We live far differently today than we did even 100 years ago, when most people lived on the land and worked outside. Now, the vast majority of jobs require us to spend most of our time in front of a screen. And take a look around next time you’re on the bus or train – it’s rare to see someone who isn’t bent over their tablet or smartphone.
“The more high-tech our lives become, the more nature we need to balance it out,” Louv warns. The problem is that if we are spending most of the day in front of a screen, we are blocking out the majority of our senses – even the ones we’re not aware of – because we’re focusing on that screen. But not engaging all our senses is the very definition of being less alive, Louv says. “Who among us wants to be less alive? Yet that’s the environment we are increasingly creating,” he says.
Making It Work
Louv isn’t anti-tech – he loves his screen time as much as the rest of us – but says there has to be balance if we’re to avoid burnout. The constant interruptions caused by obsessively checking your phone – “I do it, too, I check my phone way too much,” Louv admits – for texts, social media alerts and emails, interfere with our ability to think clearly and to create, as well as impacting on how burnt out we are and how engaged and enthusiastic we feel about life.
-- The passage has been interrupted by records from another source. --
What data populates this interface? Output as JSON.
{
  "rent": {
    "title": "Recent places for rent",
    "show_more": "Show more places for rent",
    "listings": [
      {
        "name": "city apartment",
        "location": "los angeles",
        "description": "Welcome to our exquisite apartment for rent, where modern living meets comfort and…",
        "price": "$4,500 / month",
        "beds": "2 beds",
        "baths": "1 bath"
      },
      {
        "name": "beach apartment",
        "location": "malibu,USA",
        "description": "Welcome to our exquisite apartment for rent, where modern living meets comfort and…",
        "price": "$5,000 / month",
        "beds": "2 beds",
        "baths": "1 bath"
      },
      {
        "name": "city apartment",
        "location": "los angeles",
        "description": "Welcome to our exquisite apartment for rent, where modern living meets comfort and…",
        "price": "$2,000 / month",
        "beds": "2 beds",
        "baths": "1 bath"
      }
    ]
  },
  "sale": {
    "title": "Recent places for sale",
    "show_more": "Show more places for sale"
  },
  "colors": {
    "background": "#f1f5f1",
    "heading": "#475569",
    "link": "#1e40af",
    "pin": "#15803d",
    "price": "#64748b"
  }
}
UK mental health charity Mind found reduced depression in 71% of people who spent time walking in a woodland park, as opposed to those who walked through a shopping centre – 22% of this latter group felt their depression increased.
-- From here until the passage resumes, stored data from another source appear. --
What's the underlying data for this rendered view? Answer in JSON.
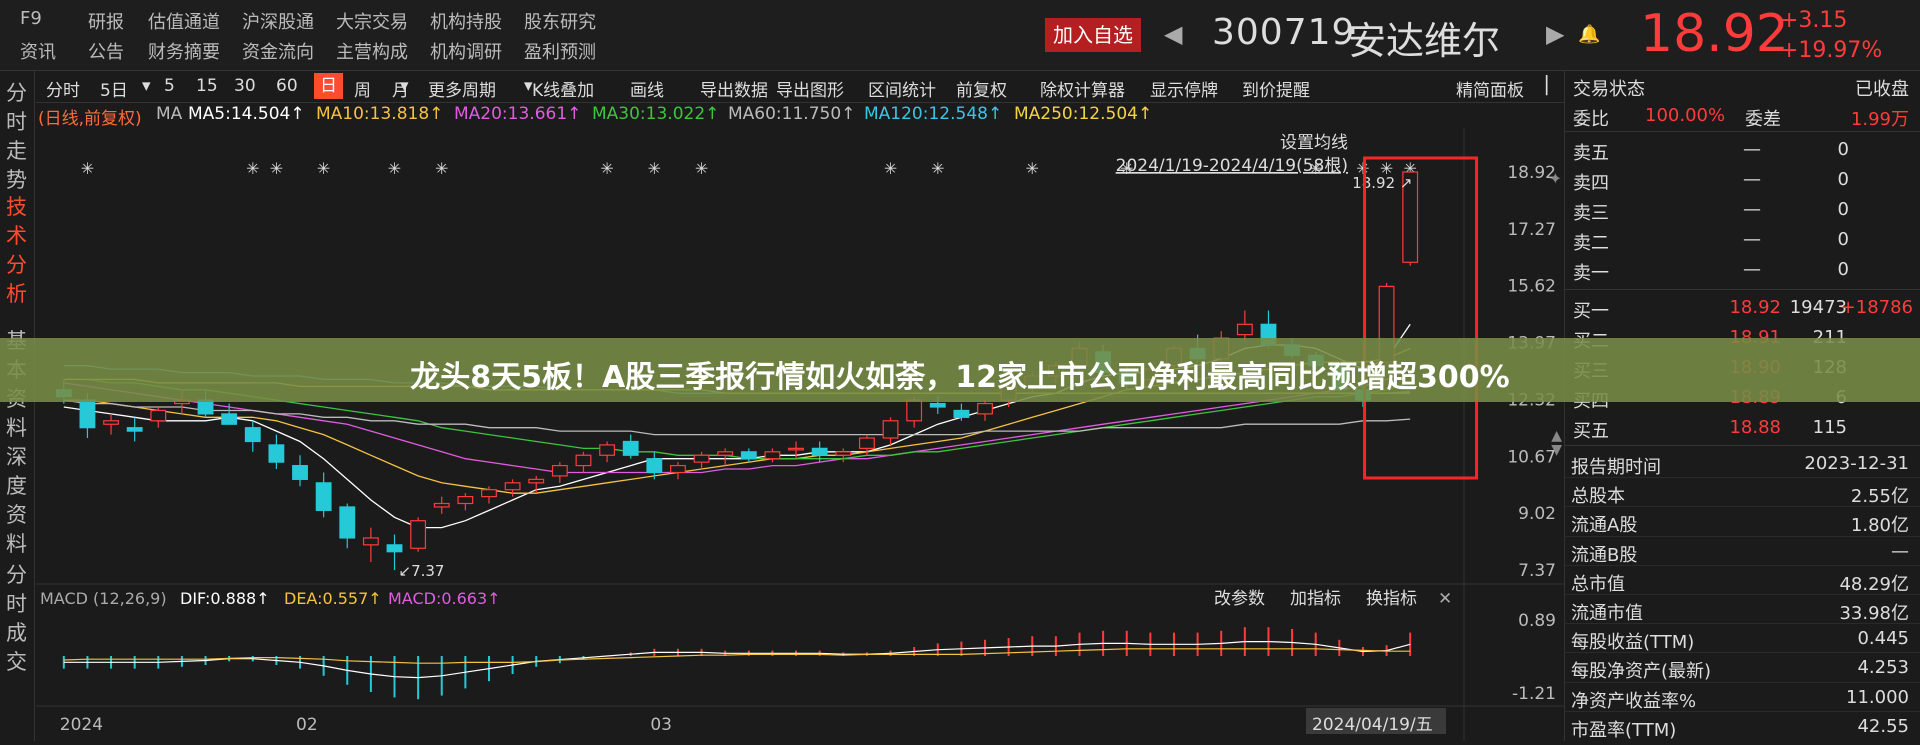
{
  "header": {
    "menu_row1": [
      "F9",
      "研报",
      "估值通道",
      "沪深股通",
      "大宗交易",
      "机构持股",
      "股东研究"
    ],
    "menu_row2": [
      "资讯",
      "公告",
      "财务摘要",
      "资金流向",
      "主营构成",
      "机构调研",
      "盈利预测"
    ],
    "add_favorite": "加入自选",
    "stock_code": "300719",
    "stock_name": "安达维尔",
    "last_price": "18.92",
    "change": "+3.15",
    "change_pct": "+19.97%"
  },
  "left_nav": [
    {
      "label": "分时走势",
      "active": false
    },
    {
      "label": "技术分析",
      "active": true
    },
    {
      "label": "基本资料",
      "active": false
    },
    {
      "label": "深度资料",
      "active": false
    },
    {
      "label": "分时成交",
      "active": false
    }
  ],
  "toolbar": {
    "periods": [
      "分时",
      "5日",
      "5",
      "15",
      "30",
      "60",
      "日",
      "周",
      "月"
    ],
    "active_period": "日",
    "tools": [
      "更多周期",
      "K线叠加",
      "画线",
      "导出数据",
      "导出图形",
      "区间统计",
      "前复权",
      "除权计算器",
      "显示停牌",
      "到价提醒"
    ],
    "layout_button": "精简面板"
  },
  "ma_line": {
    "prefix": "(日线,前复权)",
    "ma": "MA",
    "items": [
      {
        "text": "MA5:14.504↑",
        "color": "#ffffff"
      },
      {
        "text": "MA10:13.818↑",
        "color": "#f5c242"
      },
      {
        "text": "MA20:13.661↑",
        "color": "#e05ce0"
      },
      {
        "text": "MA30:13.022↑",
        "color": "#3ec43e"
      },
      {
        "text": "MA60:11.750↑",
        "color": "#bbbbbb"
      },
      {
        "text": "MA120:12.548↑",
        "color": "#39c6e6"
      },
      {
        "text": "MA250:12.504↑",
        "color": "#f5d442"
      }
    ],
    "settings_label": "设置均线",
    "range_label": "2024/1/19-2024/4/19(58根)"
  },
  "chart_data": {
    "type": "candlestick",
    "price_axis": [
      18.92,
      17.27,
      15.62,
      13.97,
      12.32,
      10.67,
      9.02,
      7.37
    ],
    "ylim": [
      7.37,
      18.92
    ],
    "high_label": "18.92",
    "low_label": "7.37",
    "ohlc": [
      [
        12.6,
        12.9,
        12.2,
        12.4
      ],
      [
        12.3,
        12.5,
        11.2,
        11.5
      ],
      [
        11.6,
        11.9,
        11.3,
        11.7
      ],
      [
        11.5,
        11.8,
        11.1,
        11.4
      ],
      [
        11.7,
        12.1,
        11.5,
        12.0
      ],
      [
        12.2,
        12.6,
        11.9,
        12.3
      ],
      [
        12.3,
        12.6,
        11.8,
        11.9
      ],
      [
        11.9,
        12.2,
        11.6,
        11.6
      ],
      [
        11.5,
        11.7,
        10.8,
        11.1
      ],
      [
        11.0,
        11.3,
        10.3,
        10.5
      ],
      [
        10.4,
        10.7,
        9.8,
        10.0
      ],
      [
        9.9,
        10.2,
        8.9,
        9.1
      ],
      [
        9.2,
        9.3,
        8.0,
        8.3
      ],
      [
        8.1,
        8.6,
        7.6,
        8.3
      ],
      [
        8.1,
        8.4,
        7.37,
        7.9
      ],
      [
        8.0,
        8.9,
        7.9,
        8.8
      ],
      [
        9.2,
        9.5,
        9.0,
        9.3
      ],
      [
        9.3,
        9.6,
        9.1,
        9.5
      ],
      [
        9.5,
        9.8,
        9.3,
        9.7
      ],
      [
        9.7,
        10.0,
        9.5,
        9.9
      ],
      [
        9.9,
        10.1,
        9.6,
        10.0
      ],
      [
        10.1,
        10.5,
        9.9,
        10.4
      ],
      [
        10.4,
        10.8,
        10.2,
        10.7
      ],
      [
        10.7,
        11.1,
        10.5,
        11.0
      ],
      [
        11.1,
        11.3,
        10.6,
        10.7
      ],
      [
        10.6,
        10.8,
        10.0,
        10.2
      ],
      [
        10.2,
        10.5,
        10.0,
        10.4
      ],
      [
        10.5,
        10.8,
        10.3,
        10.7
      ],
      [
        10.7,
        10.9,
        10.4,
        10.8
      ],
      [
        10.8,
        10.9,
        10.5,
        10.6
      ],
      [
        10.6,
        10.9,
        10.5,
        10.8
      ],
      [
        10.9,
        11.1,
        10.6,
        10.9
      ],
      [
        10.9,
        11.1,
        10.5,
        10.7
      ],
      [
        10.7,
        10.9,
        10.5,
        10.8
      ],
      [
        10.9,
        11.3,
        10.7,
        11.2
      ],
      [
        11.2,
        11.8,
        11.0,
        11.7
      ],
      [
        11.7,
        12.4,
        11.5,
        12.3
      ],
      [
        12.2,
        12.4,
        11.9,
        12.1
      ],
      [
        12.0,
        12.2,
        11.7,
        11.8
      ],
      [
        11.9,
        12.3,
        11.7,
        12.2
      ],
      [
        12.3,
        12.8,
        12.1,
        12.7
      ],
      [
        12.7,
        13.1,
        12.5,
        13.0
      ],
      [
        13.0,
        13.4,
        12.8,
        13.3
      ],
      [
        13.3,
        14.0,
        13.1,
        13.8
      ],
      [
        13.7,
        13.9,
        12.9,
        13.1
      ],
      [
        13.1,
        13.3,
        12.6,
        12.8
      ],
      [
        12.9,
        13.4,
        12.6,
        13.2
      ],
      [
        13.3,
        13.9,
        13.1,
        13.8
      ],
      [
        13.8,
        14.2,
        13.4,
        13.5
      ],
      [
        13.5,
        14.3,
        13.3,
        14.1
      ],
      [
        14.2,
        14.9,
        14.0,
        14.5
      ],
      [
        14.5,
        14.9,
        13.8,
        13.9
      ],
      [
        13.9,
        14.1,
        13.5,
        13.6
      ],
      [
        13.6,
        13.7,
        13.2,
        13.3
      ],
      [
        13.3,
        13.4,
        12.5,
        12.6
      ],
      [
        12.6,
        12.8,
        12.1,
        12.3
      ],
      [
        13.4,
        15.7,
        13.3,
        15.6
      ],
      [
        16.3,
        18.92,
        16.2,
        18.92
      ]
    ],
    "ma_series": [
      {
        "name": "MA5",
        "color": "#ffffff",
        "values": [
          12.1,
          12.0,
          11.9,
          11.8,
          11.7,
          11.7,
          11.7,
          11.8,
          11.7,
          11.4,
          11.1,
          10.6,
          10.0,
          9.4,
          8.9,
          8.6,
          8.6,
          8.8,
          9.1,
          9.4,
          9.7,
          9.8,
          10.0,
          10.2,
          10.4,
          10.6,
          10.6,
          10.6,
          10.6,
          10.6,
          10.7,
          10.7,
          10.8,
          10.8,
          10.8,
          11.0,
          11.3,
          11.6,
          11.8,
          12.0,
          12.2,
          12.4,
          12.5,
          12.8,
          13.0,
          13.1,
          13.1,
          13.2,
          13.3,
          13.5,
          13.8,
          13.9,
          13.9,
          13.8,
          13.5,
          13.2,
          13.5,
          14.5
        ]
      },
      {
        "name": "MA10",
        "color": "#f5c242",
        "values": [
          12.3,
          12.3,
          12.2,
          12.1,
          12.0,
          11.9,
          11.8,
          11.8,
          11.8,
          11.7,
          11.5,
          11.3,
          11.0,
          10.7,
          10.4,
          10.1,
          9.9,
          9.8,
          9.7,
          9.6,
          9.6,
          9.7,
          9.8,
          9.9,
          10.0,
          10.1,
          10.2,
          10.3,
          10.4,
          10.5,
          10.6,
          10.6,
          10.7,
          10.7,
          10.8,
          10.9,
          11.0,
          11.1,
          11.2,
          11.4,
          11.6,
          11.8,
          12.0,
          12.2,
          12.4,
          12.6,
          12.7,
          12.8,
          12.9,
          13.0,
          13.1,
          13.2,
          13.3,
          13.4,
          13.4,
          13.4,
          13.5,
          13.8
        ]
      },
      {
        "name": "MA20",
        "color": "#e05ce0",
        "values": [
          12.8,
          12.7,
          12.6,
          12.5,
          12.4,
          12.3,
          12.2,
          12.1,
          12.0,
          11.9,
          11.8,
          11.7,
          11.6,
          11.4,
          11.2,
          11.0,
          10.8,
          10.6,
          10.5,
          10.4,
          10.3,
          10.2,
          10.2,
          10.2,
          10.2,
          10.2,
          10.2,
          10.2,
          10.3,
          10.3,
          10.4,
          10.4,
          10.5,
          10.6,
          10.6,
          10.7,
          10.8,
          10.9,
          11.0,
          11.1,
          11.2,
          11.3,
          11.4,
          11.5,
          11.6,
          11.7,
          11.8,
          11.9,
          12.0,
          12.1,
          12.2,
          12.3,
          12.4,
          12.5,
          12.6,
          12.7,
          12.9,
          13.2
        ]
      },
      {
        "name": "MA30",
        "color": "#3ec43e",
        "values": [
          12.9,
          12.9,
          12.8,
          12.8,
          12.7,
          12.6,
          12.6,
          12.5,
          12.4,
          12.3,
          12.2,
          12.1,
          12.0,
          11.9,
          11.8,
          11.7,
          11.5,
          11.4,
          11.3,
          11.2,
          11.1,
          11.0,
          10.9,
          10.9,
          10.8,
          10.8,
          10.7,
          10.7,
          10.7,
          10.6,
          10.6,
          10.6,
          10.6,
          10.6,
          10.7,
          10.7,
          10.8,
          10.8,
          10.9,
          11.0,
          11.1,
          11.2,
          11.3,
          11.4,
          11.5,
          11.6,
          11.7,
          11.8,
          11.9,
          12.0,
          12.1,
          12.2,
          12.3,
          12.4,
          12.4,
          12.5,
          12.6,
          12.8
        ]
      },
      {
        "name": "MA60",
        "color": "#bbbbbb",
        "values": [
          12.3,
          12.2,
          12.2,
          12.1,
          12.1,
          12.1,
          12.0,
          12.0,
          12.0,
          11.9,
          11.9,
          11.8,
          11.8,
          11.7,
          11.7,
          11.6,
          11.6,
          11.6,
          11.5,
          11.5,
          11.5,
          11.4,
          11.4,
          11.4,
          11.4,
          11.3,
          11.3,
          11.3,
          11.3,
          11.3,
          11.3,
          11.3,
          11.3,
          11.3,
          11.3,
          11.3,
          11.3,
          11.3,
          11.3,
          11.4,
          11.4,
          11.4,
          11.4,
          11.4,
          11.5,
          11.5,
          11.5,
          11.5,
          11.5,
          11.5,
          11.6,
          11.6,
          11.6,
          11.6,
          11.6,
          11.7,
          11.7,
          11.75
        ]
      },
      {
        "name": "MA120",
        "color": "#39c6e6",
        "values": [
          13.3,
          13.3,
          13.2,
          13.2,
          13.2,
          13.1,
          13.1,
          13.1,
          13.0,
          13.0,
          13.0,
          12.9,
          12.9,
          12.9,
          12.8,
          12.8,
          12.8,
          12.7,
          12.7,
          12.7,
          12.7,
          12.6,
          12.6,
          12.6,
          12.6,
          12.6,
          12.5,
          12.5,
          12.5,
          12.5,
          12.5,
          12.5,
          12.5,
          12.5,
          12.5,
          12.5,
          12.5,
          12.5,
          12.5,
          12.5,
          12.5,
          12.5,
          12.5,
          12.5,
          12.5,
          12.5,
          12.5,
          12.5,
          12.5,
          12.5,
          12.5,
          12.5,
          12.5,
          12.5,
          12.5,
          12.5,
          12.5,
          12.55
        ]
      },
      {
        "name": "MA250",
        "color": "#f5d442",
        "values": [
          12.9,
          12.9,
          12.9,
          12.9,
          12.8,
          12.8,
          12.8,
          12.8,
          12.8,
          12.8,
          12.7,
          12.7,
          12.7,
          12.7,
          12.7,
          12.7,
          12.7,
          12.7,
          12.6,
          12.6,
          12.6,
          12.6,
          12.6,
          12.6,
          12.6,
          12.6,
          12.6,
          12.6,
          12.5,
          12.5,
          12.5,
          12.5,
          12.5,
          12.5,
          12.5,
          12.5,
          12.5,
          12.5,
          12.5,
          12.5,
          12.5,
          12.5,
          12.5,
          12.5,
          12.5,
          12.5,
          12.5,
          12.5,
          12.5,
          12.5,
          12.5,
          12.5,
          12.5,
          12.5,
          12.5,
          12.5,
          12.5,
          12.5
        ]
      }
    ],
    "markers": [
      1,
      8,
      9,
      11,
      14,
      16,
      23,
      25,
      27,
      35,
      37,
      41,
      45,
      53,
      55,
      56,
      57
    ],
    "x_labels": [
      {
        "index": 0,
        "text": "2024"
      },
      {
        "index": 10,
        "text": "02"
      },
      {
        "index": 25,
        "text": "03"
      }
    ],
    "x_cursor_label": "2024/04/19/五"
  },
  "macd": {
    "title": "MACD (12,26,9)",
    "dif": "DIF:0.888↑",
    "dea": "DEA:0.557↑",
    "macd": "MACD:0.663↑",
    "buttons": [
      "改参数",
      "加指标",
      "换指标"
    ],
    "axis": [
      "0.89",
      "-1.21"
    ]
  },
  "right_panel": {
    "title": "交易状态",
    "status": "已收盘",
    "weibi_label": "委比",
    "weibi_value": "100.00%",
    "weicha_label": "委差",
    "weicha_value": "1.99万",
    "asks": [
      {
        "label": "卖五",
        "price": "—",
        "vol": "0"
      },
      {
        "label": "卖四",
        "price": "—",
        "vol": "0"
      },
      {
        "label": "卖三",
        "price": "—",
        "vol": "0"
      },
      {
        "label": "卖二",
        "price": "—",
        "vol": "0"
      },
      {
        "label": "卖一",
        "price": "—",
        "vol": "0"
      }
    ],
    "bids": [
      {
        "label": "买一",
        "price": "18.92",
        "vol": "19473",
        "delta": "+18786"
      },
      {
        "label": "买二",
        "price": "18.91",
        "vol": "211",
        "delta": ""
      },
      {
        "label": "买三",
        "price": "18.90",
        "vol": "128",
        "delta": ""
      },
      {
        "label": "买四",
        "price": "18.89",
        "vol": "6",
        "delta": ""
      },
      {
        "label": "买五",
        "price": "18.88",
        "vol": "115",
        "delta": ""
      }
    ],
    "fundamentals": [
      {
        "label": "报告期时间",
        "value": "2023-12-31"
      },
      {
        "label": "总股本",
        "value": "2.55亿"
      },
      {
        "label": "流通A股",
        "value": "1.80亿"
      },
      {
        "label": "流通B股",
        "value": "—"
      },
      {
        "label": "总市值",
        "value": "48.29亿"
      },
      {
        "label": "流通市值",
        "value": "33.98亿"
      },
      {
        "label": "每股收益(TTM)",
        "value": "0.445"
      },
      {
        "label": "每股净资产(最新)",
        "value": "4.253"
      },
      {
        "label": "净资产收益率%",
        "value": "11.000"
      },
      {
        "label": "市盈率(TTM)",
        "value": "42.55"
      }
    ]
  },
  "banner": {
    "text": "龙头8天5板！A股三季报行情如火如荼，12家上市公司净利最高同比预增超300%"
  }
}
A recent study published in the International Journal of Environmental Research and Public Health found that the more green spaces people had in their neighbourhood, the happier they were. “That has huge implications for what kind of neighbourhoods we build or rebuild in the future,” Louv says. “I think cities can become engines of biodiversity and we can actually have higher human density but more natural habitats, too.” Louv says conservation is not enough for the biodiversity we need to support our health. “Now we need to create nature where there never was nature.” Greening city rooftops, for example, could be just the start of a more natural – and healthy – existence for us all.
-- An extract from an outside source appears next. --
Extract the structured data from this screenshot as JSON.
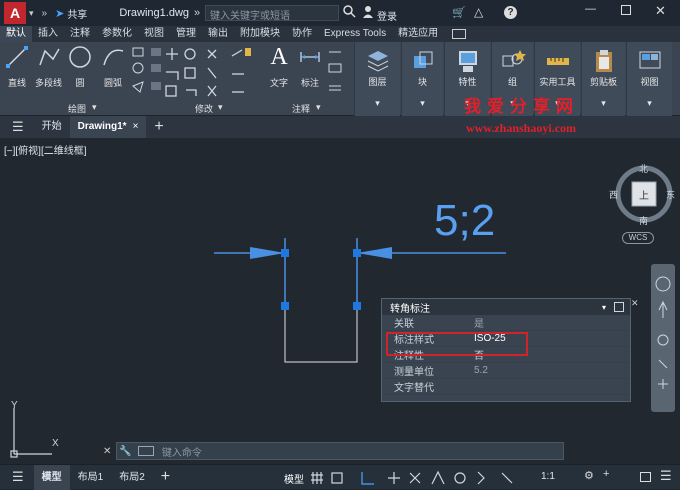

An increasingly common approach to tackling mental health problems is ecotherapy. Also called Green Care, this approach uses nature-based interventions in natural settings to help people feel better and recover from mental illness, and also to help them feel less isolated from society.
According to the World Health Organization, depression is predicted to be the second leading cause of disability in the world by 2020, following only ischemic heart disease. UK charity Mind reports that exposure to nature enhances mood and self-esteem, reduces feelings of anger, confusion, tension and depression, and improves physical health and a sense of connection with others.
Mind has funded 130 ecotherapy projects and helped more than 12,000 people in the process. One such project uses gardening and growing food to help people with mental health issues improve their sense of wellbeing. Green exercise therapy – walking in nature – has also proven to be effective. Exercising in nature is far more effective at improving low to moderate rates of depression than exercise alone and the more frequently we visit natural spaces, the lower the incidence of stress, according to Mind.
A Coventry University study published in the International Journal of Environmental Research and Public Health found children exposed to scenes of nature while exercising are more likely to experience health-enhancing effects. Kids aged 9 -10 were asked to ride a stationary bike in a series of 15 minute bursts, one group while watching a video of a forest track, the other with no visual stimulus. The children whose bikes were synched to the forest track had substantially lower blood pressure post-activity.